Сабина опомнилась и покраснела. Она до крови прикусила губу, но звучавшие совсем близко голоса падре и дьякона не позволили ей совсем проигнорировать Лилию; она сделала вид, что занята работой и не замечает старуху, хотя та продолжала таращиться на них, улыбаться и даже подозрительно кивать. Голоса падре и дьякона то приближались, то переставали приближаться, но все равно звучали рядом. За дверью ничего не было видно. В саду стало совсем темно. Заметно похолодало. К тому времени, когда старуха, наконец, ушла, выскользнув, как тень в другую тень, Танкредо успел несколько раз услышать, как падре Альмида произнес имя дона Хустиниано. «Дон Хустиниано, говорил он, нам поверит». И снова: «Хустиниано… Хустиниано». Потом голос дьякона: «Кто-кто, падре?» И падре: «Дон Хустиниано». И снова дьякон: «А! Это человек достойный». И падре: «Вот именно. Не будем зря волноваться». Глухота дьякона заставляла собеседника повышать голос, и Альмида, хоть и говорил то, что не предназначалось для чужих ушей, вынужден был почти кричать. «Все прояснится, говорил он, Бог нас не оставит». И тут, словно спровоцированный его словами, хлынул дождь. В ту же секунду два старших священнослужителя вошли в кабинет и посмотрели на Танкредо и Сабину, как на незнакомцев.
— Они здесь, — сказал падре. — Ну, за стол! Будем пить кофе, самое время для кофе, священный момент, и возблагодарим за это Бога.
— По-семейному, по-семейному, — неохотно поддакнул дьякон, занимая свое место.
Его слова не относились ни к Лилиям, ни, тем более, к Танкредо. Дьякон всегда добросовестно выполнял обязанности, возложенные на него саном; он входил в церковный совет и совет епархии, помогал падре во время каждой мессы и в свои семьдесят лет с удовольствием освободил Танкредо от роли подьячего и аколита, больше годившейся для подростка, а после таинства лично ходил по рядам и собирал пожертвования, приветствуя почтительным наклоном головы самых пожилых прихожан — единственных, кого замечал; он следил за безупречным порядком в алтаре, через него прихожане договаривались о крещениях, конфирмациях, первых причастиях, венчаниях, заутренях, отпеваниях, одним словом, обо всех службах, кроме торжественной, хоральной, потому что после смерти органиста дона Пако Лусио дьякон никому не позволял прикасаться к органу, заставив навсегда замолчать инструмент, а вместе с ним и музыку. Но если падре Альмиде это было безразлично, то Сабине, Лилиям и горбуну — нет, им не хватало музыки, церковного пения, бархатистого баса дона Лусио и песнопений монахов, хором возвещавших Святую неделю. Музыка не трогала дьякона, к тому же он вообще плохо слышал. «Дон Пако по-прежнему с нами на каждой мессе, говорил он, его пение будет звучать вечно». Танкредо не пытался с ним спорить, потому что, сколько себя помнил, всегда ощущал ненависть дьякона.
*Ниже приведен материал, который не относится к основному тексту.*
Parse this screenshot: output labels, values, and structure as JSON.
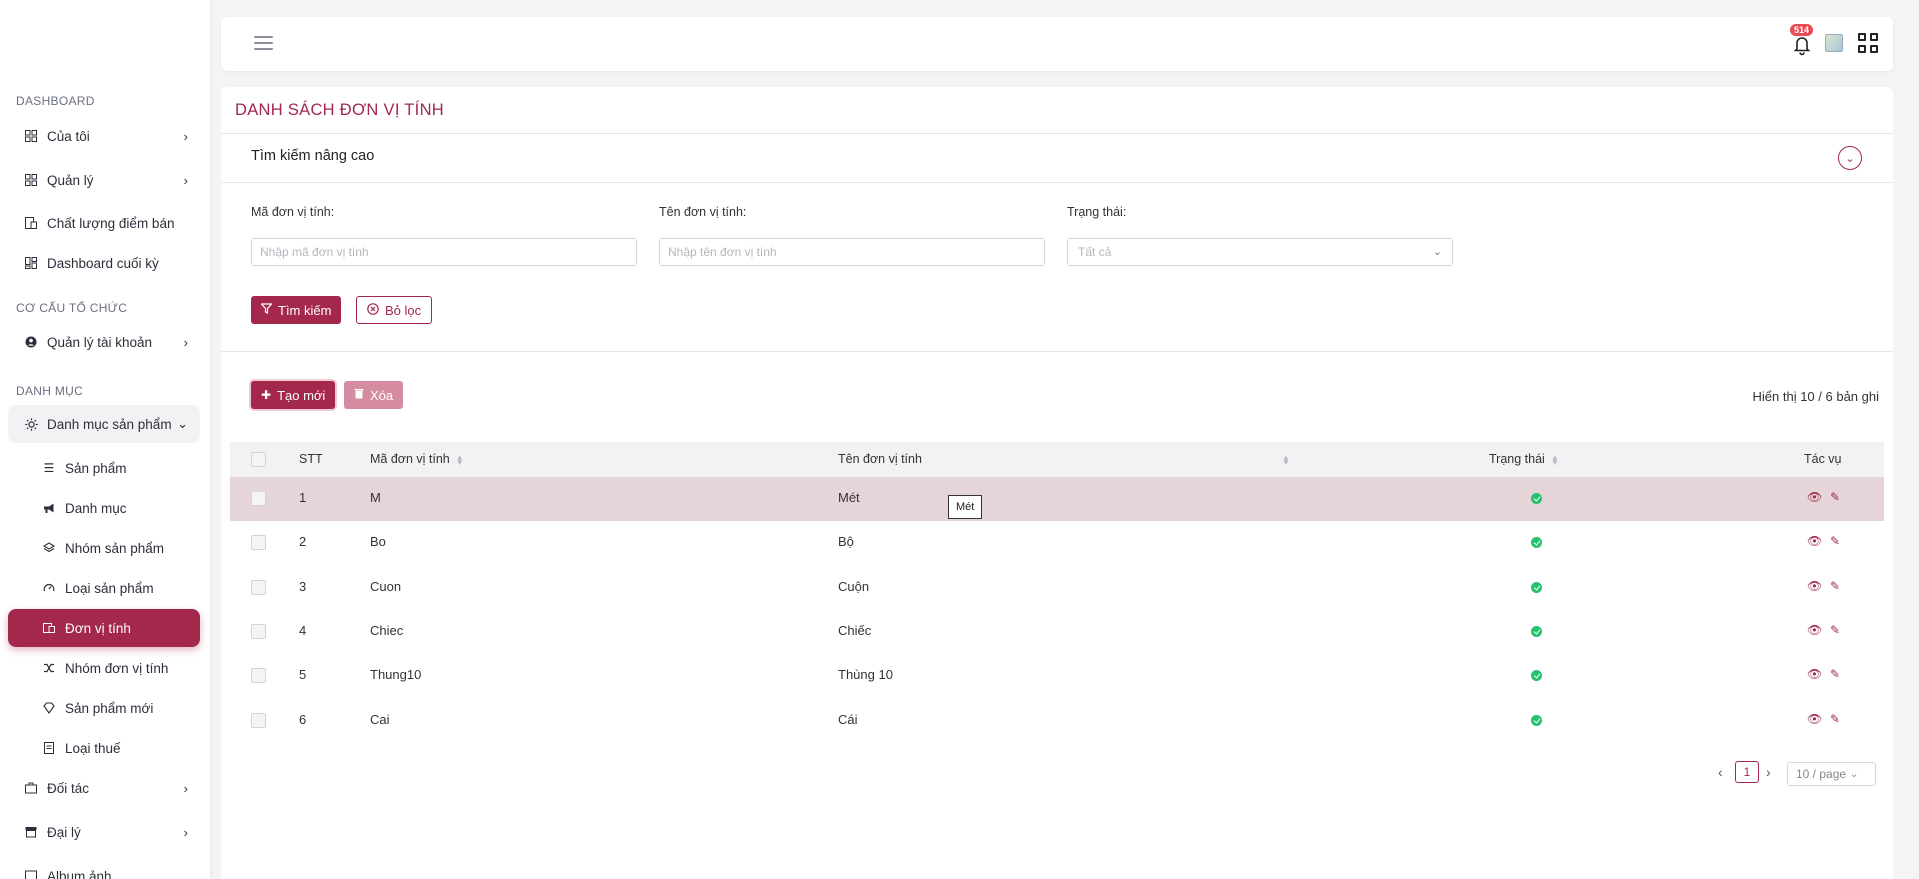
{
  "sidebar": {
    "groups": [
      {
        "title": "DASHBOARD"
      },
      {
        "title": "CƠ CẤU TỔ CHỨC"
      },
      {
        "title": "DANH MỤC"
      }
    ],
    "items": [
      {
        "label": "Của tôi"
      },
      {
        "label": "Quản lý"
      },
      {
        "label": "Chất lượng điểm bán"
      },
      {
        "label": "Dashboard cuối kỳ"
      },
      {
        "label": "Quản lý tài khoản"
      },
      {
        "label": "Danh mục sản phẩm"
      },
      {
        "label": "Đối tác"
      },
      {
        "label": "Đại lý"
      },
      {
        "label": "Album ảnh"
      }
    ],
    "subitems": [
      {
        "label": "Sản phẩm"
      },
      {
        "label": "Danh mục"
      },
      {
        "label": "Nhóm sản phẩm"
      },
      {
        "label": "Loại sản phẩm"
      },
      {
        "label": "Đơn vị tính"
      },
      {
        "label": "Nhóm đơn vị tính"
      },
      {
        "label": "Sản phẩm mới"
      },
      {
        "label": "Loại thuế"
      }
    ]
  },
  "header": {
    "notification_count": "514"
  },
  "page": {
    "title": "DANH SÁCH ĐƠN VỊ TÍNH",
    "advanced_search": "Tìm kiếm nâng cao",
    "filters": {
      "code_label": "Mã đơn vị tính:",
      "code_placeholder": "Nhập mã đơn vị tính",
      "name_label": "Tên đơn vị tính:",
      "name_placeholder": "Nhập tên đơn vị tính",
      "status_label": "Trạng thái:",
      "status_value": "Tất cả"
    },
    "search_button": "Tìm kiếm",
    "clear_button": "Bỏ lọc",
    "create_button": "Tạo mới",
    "delete_button": "Xóa",
    "records_info": "Hiển thị 10 / 6 bản ghi"
  },
  "table": {
    "headers": [
      "STT",
      "Mã đơn vị tính",
      "Tên đơn vị tính",
      "Trạng thái",
      "Tác vụ"
    ],
    "rows": [
      {
        "stt": "1",
        "code": "M",
        "name": "Mét"
      },
      {
        "stt": "2",
        "code": "Bo",
        "name": "Bộ"
      },
      {
        "stt": "3",
        "code": "Cuon",
        "name": "Cuộn"
      },
      {
        "stt": "4",
        "code": "Chiec",
        "name": "Chiếc"
      },
      {
        "stt": "5",
        "code": "Thung10",
        "name": "Thùng 10"
      },
      {
        "stt": "6",
        "code": "Cai",
        "name": "Cái"
      }
    ],
    "tooltip": "Mét"
  },
  "pagination": {
    "current": "1",
    "page_size": "10 / page"
  },
  "colors": {
    "accent": "#a3284b",
    "status_active": "#24c16e"
  }
}
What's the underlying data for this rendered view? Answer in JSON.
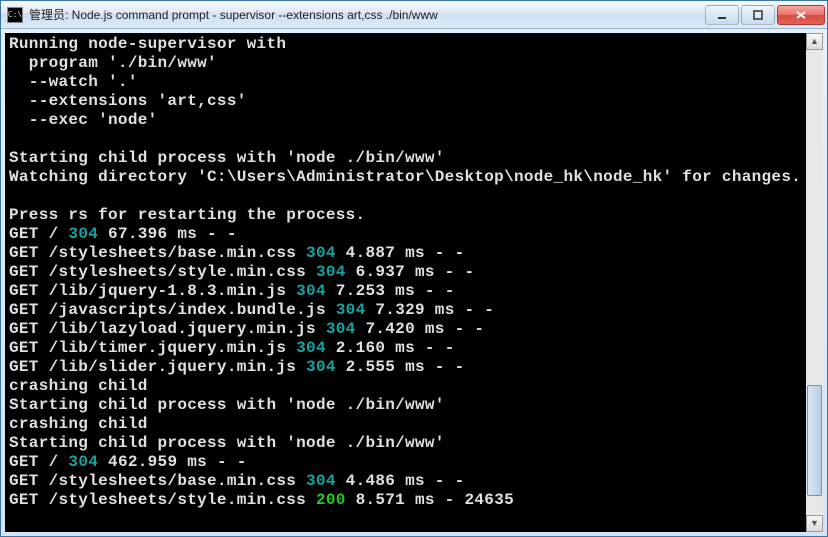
{
  "titlebar": {
    "icon_label": "C:\\",
    "title": "管理员: Node.js command prompt - supervisor  --extensions art,css ./bin/www"
  },
  "terminal": {
    "lines": [
      {
        "segs": [
          {
            "t": "Running node-supervisor with"
          }
        ]
      },
      {
        "segs": [
          {
            "t": "  program './bin/www'"
          }
        ]
      },
      {
        "segs": [
          {
            "t": "  --watch '.'"
          }
        ]
      },
      {
        "segs": [
          {
            "t": "  --extensions 'art,css'"
          }
        ]
      },
      {
        "segs": [
          {
            "t": "  --exec 'node'"
          }
        ]
      },
      {
        "segs": [
          {
            "t": ""
          }
        ]
      },
      {
        "segs": [
          {
            "t": "Starting child process with 'node ./bin/www'"
          }
        ]
      },
      {
        "segs": [
          {
            "t": "Watching directory 'C:\\Users\\Administrator\\Desktop\\node_hk\\node_hk' for changes."
          }
        ]
      },
      {
        "segs": [
          {
            "t": ""
          }
        ]
      },
      {
        "segs": [
          {
            "t": "Press rs for restarting the process."
          }
        ]
      },
      {
        "segs": [
          {
            "t": "GET / "
          },
          {
            "t": "304",
            "c": "c-304"
          },
          {
            "t": " 67.396 ms - -"
          }
        ]
      },
      {
        "segs": [
          {
            "t": "GET /stylesheets/base.min.css "
          },
          {
            "t": "304",
            "c": "c-304"
          },
          {
            "t": " 4.887 ms - -"
          }
        ]
      },
      {
        "segs": [
          {
            "t": "GET /stylesheets/style.min.css "
          },
          {
            "t": "304",
            "c": "c-304"
          },
          {
            "t": " 6.937 ms - -"
          }
        ]
      },
      {
        "segs": [
          {
            "t": "GET /lib/jquery-1.8.3.min.js "
          },
          {
            "t": "304",
            "c": "c-304"
          },
          {
            "t": " 7.253 ms - -"
          }
        ]
      },
      {
        "segs": [
          {
            "t": "GET /javascripts/index.bundle.js "
          },
          {
            "t": "304",
            "c": "c-304"
          },
          {
            "t": " 7.329 ms - -"
          }
        ]
      },
      {
        "segs": [
          {
            "t": "GET /lib/lazyload.jquery.min.js "
          },
          {
            "t": "304",
            "c": "c-304"
          },
          {
            "t": " 7.420 ms - -"
          }
        ]
      },
      {
        "segs": [
          {
            "t": "GET /lib/timer.jquery.min.js "
          },
          {
            "t": "304",
            "c": "c-304"
          },
          {
            "t": " 2.160 ms - -"
          }
        ]
      },
      {
        "segs": [
          {
            "t": "GET /lib/slider.jquery.min.js "
          },
          {
            "t": "304",
            "c": "c-304"
          },
          {
            "t": " 2.555 ms - -"
          }
        ]
      },
      {
        "segs": [
          {
            "t": "crashing child"
          }
        ]
      },
      {
        "segs": [
          {
            "t": "Starting child process with 'node ./bin/www'"
          }
        ]
      },
      {
        "segs": [
          {
            "t": "crashing child"
          }
        ]
      },
      {
        "segs": [
          {
            "t": "Starting child process with 'node ./bin/www'"
          }
        ]
      },
      {
        "segs": [
          {
            "t": "GET / "
          },
          {
            "t": "304",
            "c": "c-304"
          },
          {
            "t": " 462.959 ms - -"
          }
        ]
      },
      {
        "segs": [
          {
            "t": "GET /stylesheets/base.min.css "
          },
          {
            "t": "304",
            "c": "c-304"
          },
          {
            "t": " 4.486 ms - -"
          }
        ]
      },
      {
        "segs": [
          {
            "t": "GET /stylesheets/style.min.css "
          },
          {
            "t": "200",
            "c": "c-200"
          },
          {
            "t": " 8.571 ms - 24635"
          }
        ]
      }
    ]
  }
}
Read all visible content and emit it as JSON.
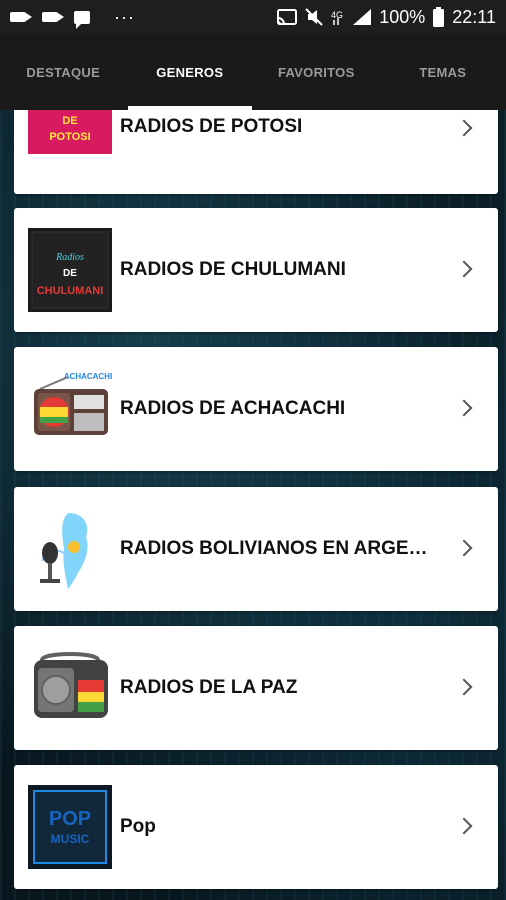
{
  "status_bar": {
    "battery": "100%",
    "time": "22:11",
    "dots": "···"
  },
  "tabs": [
    {
      "label": "DESTAQUE",
      "active": false
    },
    {
      "label": "GENEROS",
      "active": true
    },
    {
      "label": "FAVORITOS",
      "active": false
    },
    {
      "label": "TEMAS",
      "active": false
    }
  ],
  "items": [
    {
      "title": "RADIOS DE POTOSI",
      "thumb_text": "DE POTOSI",
      "icon": "potosi-logo-icon"
    },
    {
      "title": "RADIOS DE CHULUMANI",
      "thumb_text_1": "Radios",
      "thumb_text_2": "DE",
      "thumb_text_3": "CHULUMANI",
      "icon": "chulumani-logo-icon"
    },
    {
      "title": "RADIOS DE ACHACACHI",
      "thumb_text": "ACHACACHI",
      "icon": "achacachi-radio-icon"
    },
    {
      "title": "RADIOS BOLIVIANOS EN ARGENTINA",
      "icon": "argentina-microphone-icon"
    },
    {
      "title": "RADIOS DE LA PAZ",
      "icon": "la-paz-radio-icon"
    },
    {
      "title": "Pop",
      "thumb_text_1": "POP",
      "thumb_text_2": "MUSIC",
      "icon": "pop-music-icon"
    }
  ]
}
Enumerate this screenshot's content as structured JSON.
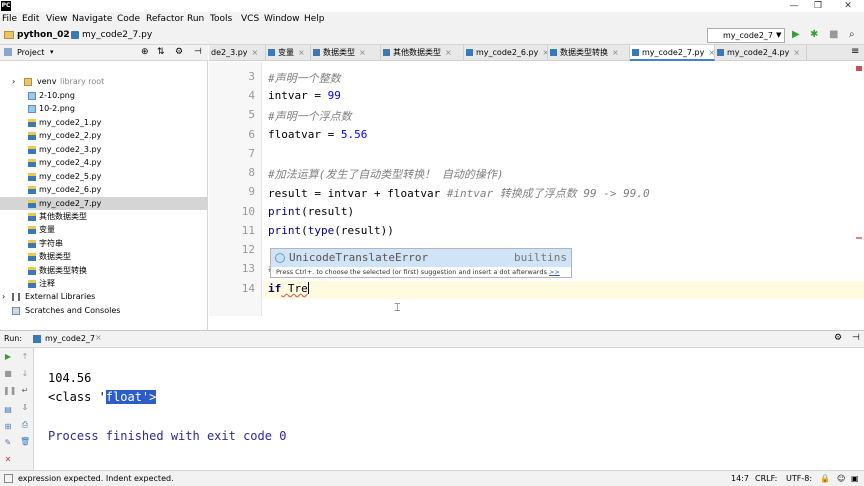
{
  "window": {
    "logo": "PC",
    "title_btns": [
      "—",
      "❐",
      "✕"
    ]
  },
  "menu": [
    "File",
    "Edit",
    "View",
    "Navigate",
    "Code",
    "Refactor",
    "Run",
    "Tools",
    "VCS",
    "Window",
    "Help"
  ],
  "breadcrumb": {
    "project": "python_02",
    "file": "my_code2_7.py"
  },
  "run_config": "my_code2_7",
  "project_panel": {
    "title": "Project"
  },
  "tree": [
    {
      "label": "venv",
      "suffix": "library root",
      "type": "folder",
      "depth": 0,
      "expand": "›"
    },
    {
      "label": "2-10.png",
      "type": "image",
      "depth": 1
    },
    {
      "label": "10-2.png",
      "type": "image",
      "depth": 1
    },
    {
      "label": "my_code2_1.py",
      "type": "py",
      "depth": 1
    },
    {
      "label": "my_code2_2.py",
      "type": "py",
      "depth": 1
    },
    {
      "label": "my_code2_3.py",
      "type": "py",
      "depth": 1
    },
    {
      "label": "my_code2_4.py",
      "type": "py",
      "depth": 1
    },
    {
      "label": "my_code2_5.py",
      "type": "py",
      "depth": 1
    },
    {
      "label": "my_code2_6.py",
      "type": "py",
      "depth": 1
    },
    {
      "label": "my_code2_7.py",
      "type": "py",
      "depth": 1,
      "selected": true
    },
    {
      "label": "其他数据类型",
      "type": "py",
      "depth": 1
    },
    {
      "label": "变量",
      "type": "py",
      "depth": 1
    },
    {
      "label": "字符串",
      "type": "py",
      "depth": 1
    },
    {
      "label": "数据类型",
      "type": "py",
      "depth": 1
    },
    {
      "label": "数据类型转换",
      "type": "py",
      "depth": 1
    },
    {
      "label": "注释",
      "type": "py",
      "depth": 1
    },
    {
      "label": "External Libraries",
      "type": "lib",
      "depth": 0,
      "expand": "›"
    },
    {
      "label": "Scratches and Consoles",
      "type": "scratch",
      "depth": 0
    }
  ],
  "tabs": [
    {
      "label": "de2_3.py",
      "active": false
    },
    {
      "label": "变量",
      "active": false
    },
    {
      "label": "数据类型",
      "active": false
    },
    {
      "label": "其他数据类型",
      "active": false
    },
    {
      "label": "my_code2_6.py",
      "active": false
    },
    {
      "label": "数据类型转换",
      "active": false
    },
    {
      "label": "my_code2_7.py",
      "active": true
    },
    {
      "label": "my_code2_4.py",
      "active": false
    }
  ],
  "line_numbers": [
    "3",
    "4",
    "5",
    "6",
    "7",
    "8",
    "9",
    "10",
    "11",
    "12",
    "13",
    "14"
  ],
  "code": {
    "l3": "#声明一个整数",
    "l4a": "intvar",
    "l4b": " = ",
    "l4c": "99",
    "l5": "#声明一个浮点数",
    "l6a": "floatvar",
    "l6b": " = ",
    "l6c": "5.56",
    "l8": "#加法运算(发生了自动类型转换！ 自动的操作)",
    "l9a": "result = intvar + floatvar ",
    "l9b": "#intvar 转换成了浮点数 99 -> 99.0",
    "l10a": "print",
    "l10b": "(result)",
    "l11a": "print",
    "l11b": "(",
    "l11c": "type",
    "l11d": "(result))",
    "l13": "#",
    "l14a": "if",
    "l14b": " Tre"
  },
  "completion": {
    "name": "UnicodeTranslateError",
    "module": "builtins",
    "hint": "Press Ctrl+. to choose the selected (or first) suggestion and insert a dot afterwards",
    "hint_link": ">>"
  },
  "run_panel": {
    "label": "Run:",
    "tab": "my_code2_7"
  },
  "console": {
    "line1": "104.56",
    "line2a": "<class '",
    "line2b": "float'",
    "line2c": ">",
    "line3": "Process finished with exit code 0"
  },
  "status": {
    "message": "expression expected. Indent expected.",
    "position": "14:7",
    "line_sep": "CRLF:",
    "encoding": "UTF-8:"
  },
  "colors": {
    "accent": "#4083c9",
    "keyword": "#000080",
    "comment": "#808080",
    "number": "#0000ff",
    "error_red": "#e06060"
  }
}
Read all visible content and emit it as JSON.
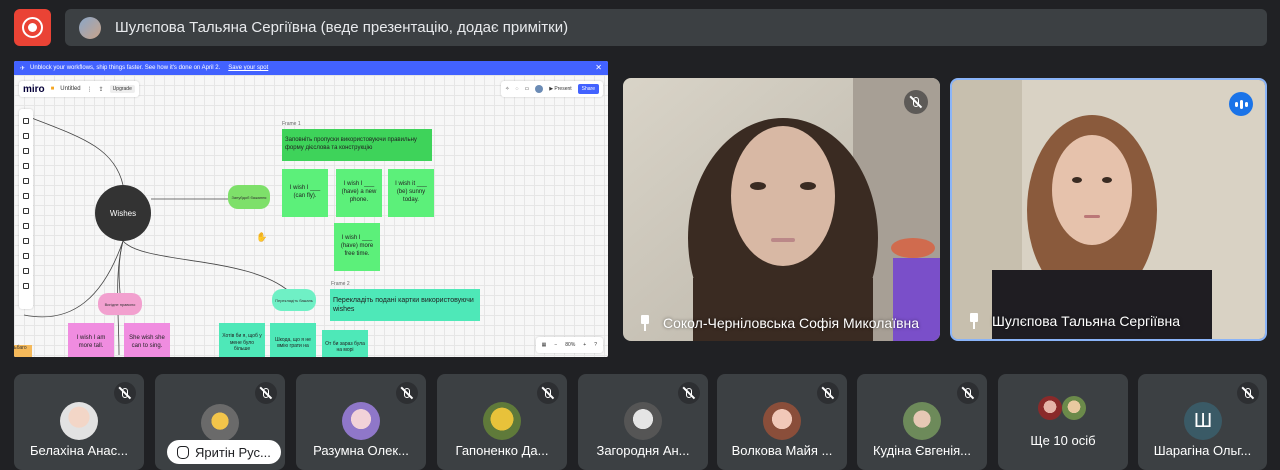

— Танкредо, — обратился к нему падре Альмида, подливая в кофе ореховой настойки, — не потерял ли ты разум?
Он моргал чаще обычного. Внешне он успокоился, но говорил с упреком:
— Что с тобой происходит? Как прикажешь тебя понимать, когда ты заявляешь, что старики не веруют, что они не хотят выслушивать послания, которые я им пишу? Кто ты такой, чтобы говорить подобные вещи? Разве ты обладаешь телепатическим даром? Умеешь читать их мысли? Откуда ты знаешь? Побойся Бога, Танкредо, ведь я их исповедую. — Он отпил кофе. Перевел дух. И не сдержал улыбки: — И потом, все важное, что ты хочешь сказать, ты должен говорить на латыни. Для чего же, по-твоему, мы учили латынь? Иначе мы не будем тебя слушать.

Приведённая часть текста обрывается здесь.